The study demonstrates that optimizing the combination of drying temperature and storage system is critical for preserving maize quality from harvest to processing. Faster moisture reduction at higher drying temperatures reduces time at high moisture but can exacerbate physical damage and biochemical deterioration. Storage system choice modulates these effects: hermetic and aerated systems effectively maintained chemical quality (lower EC increases, better protein retention) relative to non-aerated silos and bags. Moisture migration and rewetting cycles during storage were shown to be particularly damaging, increasing EC and inducing volumetric changes, underlining the importance of environmental control and uniform preprocessing. Broken kernels consistently underperformed across metrics, emphasizing the need to minimize mechanical damage prior to storage. Cooling storage at 10 °C mitigated six-month deterioration in both physical and chemical attributes versus ambient 23 °C, supporting refrigeration as a preservation strategy. Overall, to address the core question—how drying temperature, storage technology, and storage conditions interact to preserve maize quality—the findings recommend moderate drying temperature (e.g., 80 °C) paired with effective aeration or hermetic containment and preferably cool storage. This balance limits deterioration while achieving safe moisture, aligning postharvest operations with quality preservation.

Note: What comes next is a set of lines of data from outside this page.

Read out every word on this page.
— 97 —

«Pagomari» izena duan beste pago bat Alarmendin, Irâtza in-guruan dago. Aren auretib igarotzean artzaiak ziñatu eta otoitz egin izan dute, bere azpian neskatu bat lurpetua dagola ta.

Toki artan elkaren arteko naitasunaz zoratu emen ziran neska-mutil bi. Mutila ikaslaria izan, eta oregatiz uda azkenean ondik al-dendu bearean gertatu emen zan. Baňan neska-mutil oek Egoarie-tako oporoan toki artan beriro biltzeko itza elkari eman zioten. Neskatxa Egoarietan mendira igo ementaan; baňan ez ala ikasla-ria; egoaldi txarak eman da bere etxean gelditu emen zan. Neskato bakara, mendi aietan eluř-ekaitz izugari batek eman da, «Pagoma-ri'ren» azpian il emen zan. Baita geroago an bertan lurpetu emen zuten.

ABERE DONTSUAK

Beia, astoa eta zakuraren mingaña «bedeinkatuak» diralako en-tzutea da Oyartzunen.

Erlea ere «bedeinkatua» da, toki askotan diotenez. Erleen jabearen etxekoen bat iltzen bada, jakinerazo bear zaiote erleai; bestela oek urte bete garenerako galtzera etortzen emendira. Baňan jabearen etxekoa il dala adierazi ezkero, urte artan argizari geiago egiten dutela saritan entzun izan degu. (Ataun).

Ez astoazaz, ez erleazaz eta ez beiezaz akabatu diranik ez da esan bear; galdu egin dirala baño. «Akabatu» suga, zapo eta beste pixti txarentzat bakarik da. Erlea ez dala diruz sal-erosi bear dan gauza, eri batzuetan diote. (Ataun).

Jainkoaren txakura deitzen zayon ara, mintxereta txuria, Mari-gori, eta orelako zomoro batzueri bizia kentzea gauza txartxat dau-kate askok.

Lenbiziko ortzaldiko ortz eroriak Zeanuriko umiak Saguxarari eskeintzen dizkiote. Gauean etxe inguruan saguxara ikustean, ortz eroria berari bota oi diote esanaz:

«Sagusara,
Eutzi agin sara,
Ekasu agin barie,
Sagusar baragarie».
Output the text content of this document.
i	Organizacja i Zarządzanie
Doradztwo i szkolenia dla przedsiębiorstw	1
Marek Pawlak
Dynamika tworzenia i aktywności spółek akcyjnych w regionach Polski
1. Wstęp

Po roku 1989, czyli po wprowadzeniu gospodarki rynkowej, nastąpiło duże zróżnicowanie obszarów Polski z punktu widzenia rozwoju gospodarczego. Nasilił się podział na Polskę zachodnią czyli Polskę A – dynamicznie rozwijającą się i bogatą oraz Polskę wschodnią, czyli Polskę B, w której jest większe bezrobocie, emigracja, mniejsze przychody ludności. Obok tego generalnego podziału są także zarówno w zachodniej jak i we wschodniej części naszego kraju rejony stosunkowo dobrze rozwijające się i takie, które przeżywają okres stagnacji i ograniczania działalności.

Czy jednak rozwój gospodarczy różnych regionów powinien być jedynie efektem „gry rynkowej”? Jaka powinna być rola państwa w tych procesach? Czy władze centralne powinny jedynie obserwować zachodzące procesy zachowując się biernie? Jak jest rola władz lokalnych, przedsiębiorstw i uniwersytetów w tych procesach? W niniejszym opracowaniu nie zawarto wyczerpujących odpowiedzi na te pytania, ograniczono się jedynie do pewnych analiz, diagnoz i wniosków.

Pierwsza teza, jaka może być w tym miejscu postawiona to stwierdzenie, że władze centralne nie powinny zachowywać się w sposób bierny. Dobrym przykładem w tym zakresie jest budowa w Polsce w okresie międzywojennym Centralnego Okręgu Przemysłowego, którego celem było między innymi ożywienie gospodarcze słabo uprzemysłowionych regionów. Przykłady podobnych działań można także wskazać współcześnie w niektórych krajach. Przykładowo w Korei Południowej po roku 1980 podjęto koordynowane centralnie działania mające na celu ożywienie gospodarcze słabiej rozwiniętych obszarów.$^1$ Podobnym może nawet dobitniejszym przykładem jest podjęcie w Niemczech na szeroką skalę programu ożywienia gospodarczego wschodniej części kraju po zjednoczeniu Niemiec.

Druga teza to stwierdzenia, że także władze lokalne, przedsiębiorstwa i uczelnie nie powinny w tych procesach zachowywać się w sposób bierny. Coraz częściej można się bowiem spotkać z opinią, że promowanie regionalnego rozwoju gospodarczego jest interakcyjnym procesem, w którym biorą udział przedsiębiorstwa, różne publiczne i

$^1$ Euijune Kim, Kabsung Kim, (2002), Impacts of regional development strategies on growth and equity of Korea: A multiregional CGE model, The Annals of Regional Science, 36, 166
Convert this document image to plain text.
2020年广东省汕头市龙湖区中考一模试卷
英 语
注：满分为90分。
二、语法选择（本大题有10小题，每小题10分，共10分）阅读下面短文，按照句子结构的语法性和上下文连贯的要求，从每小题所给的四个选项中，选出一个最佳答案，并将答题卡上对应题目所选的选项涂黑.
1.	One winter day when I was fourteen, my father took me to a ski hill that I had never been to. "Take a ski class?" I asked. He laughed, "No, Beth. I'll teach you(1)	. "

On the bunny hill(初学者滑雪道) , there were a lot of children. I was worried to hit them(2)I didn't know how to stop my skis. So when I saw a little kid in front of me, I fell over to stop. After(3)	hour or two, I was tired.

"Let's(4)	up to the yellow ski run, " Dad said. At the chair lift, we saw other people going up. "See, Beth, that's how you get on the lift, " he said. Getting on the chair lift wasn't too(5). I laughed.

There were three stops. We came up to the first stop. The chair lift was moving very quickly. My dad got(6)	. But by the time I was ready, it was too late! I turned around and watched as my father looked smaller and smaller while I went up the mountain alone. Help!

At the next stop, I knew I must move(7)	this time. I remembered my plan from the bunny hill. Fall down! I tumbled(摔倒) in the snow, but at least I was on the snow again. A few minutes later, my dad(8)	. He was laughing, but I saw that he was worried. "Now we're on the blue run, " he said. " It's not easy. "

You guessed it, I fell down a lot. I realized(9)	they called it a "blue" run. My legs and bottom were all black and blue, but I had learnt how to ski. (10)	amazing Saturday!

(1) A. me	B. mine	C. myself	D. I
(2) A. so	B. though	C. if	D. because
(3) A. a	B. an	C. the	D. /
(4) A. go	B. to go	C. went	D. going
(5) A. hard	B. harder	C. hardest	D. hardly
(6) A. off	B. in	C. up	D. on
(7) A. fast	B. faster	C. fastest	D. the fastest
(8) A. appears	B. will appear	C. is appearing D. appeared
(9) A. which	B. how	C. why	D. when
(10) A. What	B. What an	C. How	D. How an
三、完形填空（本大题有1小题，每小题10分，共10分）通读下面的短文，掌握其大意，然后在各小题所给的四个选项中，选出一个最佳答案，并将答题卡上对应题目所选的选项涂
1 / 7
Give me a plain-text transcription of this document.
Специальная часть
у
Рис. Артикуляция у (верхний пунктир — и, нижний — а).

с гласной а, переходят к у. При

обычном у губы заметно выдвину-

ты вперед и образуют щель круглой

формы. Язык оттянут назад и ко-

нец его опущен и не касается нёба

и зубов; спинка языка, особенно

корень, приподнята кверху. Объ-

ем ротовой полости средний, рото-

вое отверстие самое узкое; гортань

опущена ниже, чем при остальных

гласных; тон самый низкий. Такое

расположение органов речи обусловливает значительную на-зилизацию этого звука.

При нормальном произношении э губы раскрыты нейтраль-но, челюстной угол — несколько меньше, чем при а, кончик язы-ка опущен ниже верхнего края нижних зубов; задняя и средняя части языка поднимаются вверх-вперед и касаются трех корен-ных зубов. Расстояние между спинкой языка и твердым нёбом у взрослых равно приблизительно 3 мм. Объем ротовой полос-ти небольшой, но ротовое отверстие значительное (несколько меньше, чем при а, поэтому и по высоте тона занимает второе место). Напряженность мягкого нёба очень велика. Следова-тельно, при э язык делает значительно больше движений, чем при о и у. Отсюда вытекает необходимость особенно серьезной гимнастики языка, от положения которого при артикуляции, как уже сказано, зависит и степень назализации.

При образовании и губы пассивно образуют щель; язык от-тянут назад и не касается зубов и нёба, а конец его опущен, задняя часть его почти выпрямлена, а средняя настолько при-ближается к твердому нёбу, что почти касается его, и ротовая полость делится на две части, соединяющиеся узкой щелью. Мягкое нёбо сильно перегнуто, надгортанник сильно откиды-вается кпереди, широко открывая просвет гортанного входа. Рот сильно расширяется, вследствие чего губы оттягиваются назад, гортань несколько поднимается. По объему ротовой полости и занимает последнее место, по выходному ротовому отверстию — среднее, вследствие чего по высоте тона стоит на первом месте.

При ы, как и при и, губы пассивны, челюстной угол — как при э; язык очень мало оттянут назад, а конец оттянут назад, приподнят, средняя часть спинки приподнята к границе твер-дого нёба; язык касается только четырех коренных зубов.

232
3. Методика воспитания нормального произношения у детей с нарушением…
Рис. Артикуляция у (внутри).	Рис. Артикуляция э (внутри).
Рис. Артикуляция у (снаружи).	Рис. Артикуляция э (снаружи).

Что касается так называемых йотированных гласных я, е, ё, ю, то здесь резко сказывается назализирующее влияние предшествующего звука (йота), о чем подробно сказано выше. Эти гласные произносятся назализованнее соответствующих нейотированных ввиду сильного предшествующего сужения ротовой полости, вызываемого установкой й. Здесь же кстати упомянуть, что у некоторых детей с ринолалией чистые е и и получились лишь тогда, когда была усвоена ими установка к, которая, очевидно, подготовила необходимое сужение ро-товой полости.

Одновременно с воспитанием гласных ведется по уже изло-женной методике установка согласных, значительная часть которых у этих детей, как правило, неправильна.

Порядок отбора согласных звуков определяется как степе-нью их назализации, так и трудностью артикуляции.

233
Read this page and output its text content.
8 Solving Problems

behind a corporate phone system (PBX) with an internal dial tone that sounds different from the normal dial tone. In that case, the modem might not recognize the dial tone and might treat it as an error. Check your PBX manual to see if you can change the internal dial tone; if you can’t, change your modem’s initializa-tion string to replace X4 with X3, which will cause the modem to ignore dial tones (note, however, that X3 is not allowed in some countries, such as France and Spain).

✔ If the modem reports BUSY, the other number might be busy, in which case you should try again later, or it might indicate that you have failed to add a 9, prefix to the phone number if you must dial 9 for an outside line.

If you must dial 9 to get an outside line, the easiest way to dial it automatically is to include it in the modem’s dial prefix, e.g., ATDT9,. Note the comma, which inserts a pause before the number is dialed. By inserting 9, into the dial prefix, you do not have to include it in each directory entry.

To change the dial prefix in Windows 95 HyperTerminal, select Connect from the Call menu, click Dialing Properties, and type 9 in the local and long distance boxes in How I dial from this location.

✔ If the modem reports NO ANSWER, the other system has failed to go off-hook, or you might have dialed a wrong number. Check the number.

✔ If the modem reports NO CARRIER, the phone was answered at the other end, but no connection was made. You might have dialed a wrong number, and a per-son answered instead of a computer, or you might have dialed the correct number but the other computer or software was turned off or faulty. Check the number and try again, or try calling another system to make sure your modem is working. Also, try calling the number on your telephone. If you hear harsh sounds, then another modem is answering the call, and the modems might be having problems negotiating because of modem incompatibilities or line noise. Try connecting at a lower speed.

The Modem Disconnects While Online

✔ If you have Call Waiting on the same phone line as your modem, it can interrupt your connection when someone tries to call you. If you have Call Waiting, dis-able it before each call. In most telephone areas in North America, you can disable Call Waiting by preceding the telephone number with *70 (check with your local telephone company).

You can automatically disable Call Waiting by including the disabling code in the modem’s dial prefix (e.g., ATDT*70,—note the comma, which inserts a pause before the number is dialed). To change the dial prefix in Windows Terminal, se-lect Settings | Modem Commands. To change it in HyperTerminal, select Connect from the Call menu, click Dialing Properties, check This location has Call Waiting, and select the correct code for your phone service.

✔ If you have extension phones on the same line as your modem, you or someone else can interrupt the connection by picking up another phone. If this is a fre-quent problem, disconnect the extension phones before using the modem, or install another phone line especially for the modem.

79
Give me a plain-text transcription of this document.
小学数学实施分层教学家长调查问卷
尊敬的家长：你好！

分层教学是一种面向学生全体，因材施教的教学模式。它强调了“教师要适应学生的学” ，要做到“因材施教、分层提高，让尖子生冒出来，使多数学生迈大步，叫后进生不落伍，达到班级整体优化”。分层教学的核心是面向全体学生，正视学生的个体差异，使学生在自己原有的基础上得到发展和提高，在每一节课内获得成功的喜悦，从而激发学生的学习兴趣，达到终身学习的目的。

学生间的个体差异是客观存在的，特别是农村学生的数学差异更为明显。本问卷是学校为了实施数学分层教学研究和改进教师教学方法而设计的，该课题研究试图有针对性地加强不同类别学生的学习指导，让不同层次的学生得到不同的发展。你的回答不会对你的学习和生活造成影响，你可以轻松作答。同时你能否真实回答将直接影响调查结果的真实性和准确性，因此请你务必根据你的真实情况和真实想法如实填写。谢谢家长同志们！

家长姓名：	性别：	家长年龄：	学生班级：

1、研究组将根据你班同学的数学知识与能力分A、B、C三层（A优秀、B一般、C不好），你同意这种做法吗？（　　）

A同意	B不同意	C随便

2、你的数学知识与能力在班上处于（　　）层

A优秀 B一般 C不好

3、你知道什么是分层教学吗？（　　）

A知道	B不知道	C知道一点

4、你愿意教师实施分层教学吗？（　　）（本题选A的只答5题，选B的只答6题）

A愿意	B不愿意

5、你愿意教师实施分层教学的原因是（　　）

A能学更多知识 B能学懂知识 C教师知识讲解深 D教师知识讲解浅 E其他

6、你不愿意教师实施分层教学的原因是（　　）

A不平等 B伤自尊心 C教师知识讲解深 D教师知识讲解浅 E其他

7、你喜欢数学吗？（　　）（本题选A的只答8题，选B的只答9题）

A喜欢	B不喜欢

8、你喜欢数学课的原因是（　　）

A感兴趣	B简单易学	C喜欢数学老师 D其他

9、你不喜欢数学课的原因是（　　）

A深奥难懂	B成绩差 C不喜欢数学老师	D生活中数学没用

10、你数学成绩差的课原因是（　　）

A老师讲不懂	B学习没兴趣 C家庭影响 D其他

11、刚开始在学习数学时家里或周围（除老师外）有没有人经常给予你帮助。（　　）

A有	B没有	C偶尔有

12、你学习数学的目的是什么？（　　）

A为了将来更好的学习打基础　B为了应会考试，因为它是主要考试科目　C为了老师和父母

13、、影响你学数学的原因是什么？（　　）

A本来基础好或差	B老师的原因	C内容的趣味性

- Increasing drying-air temperature accelerates moisture reduction to safe storage levels but elevates deterioration risk; rewetting during storage reduces grain quality. - Over six months, ambient (23 °C) storage reduced physical and physicochemical quality, whereas refrigerated storage (10 °C) preserved quality. - Hermetic and aerated storage systems better maintained chemical quality (lower EC, better germination) than non-aerated silos and bags, particularly for intact (whole) grain lots. - Grain quality heterogeneity matters: lots with broken kernels degraded more rapidly regardless of storage system. - A practical, field-scale strategy—drying healthy, whole kernels at 80 °C and storing with natural aeration—achieved quality outcomes comparable to airtight, low-temperature storage with tighter controls. Future work could extend storage duration, include additional hybrids, and explore dynamic aeration and real-time CO₂/O₂ monitoring to further refine control strategies.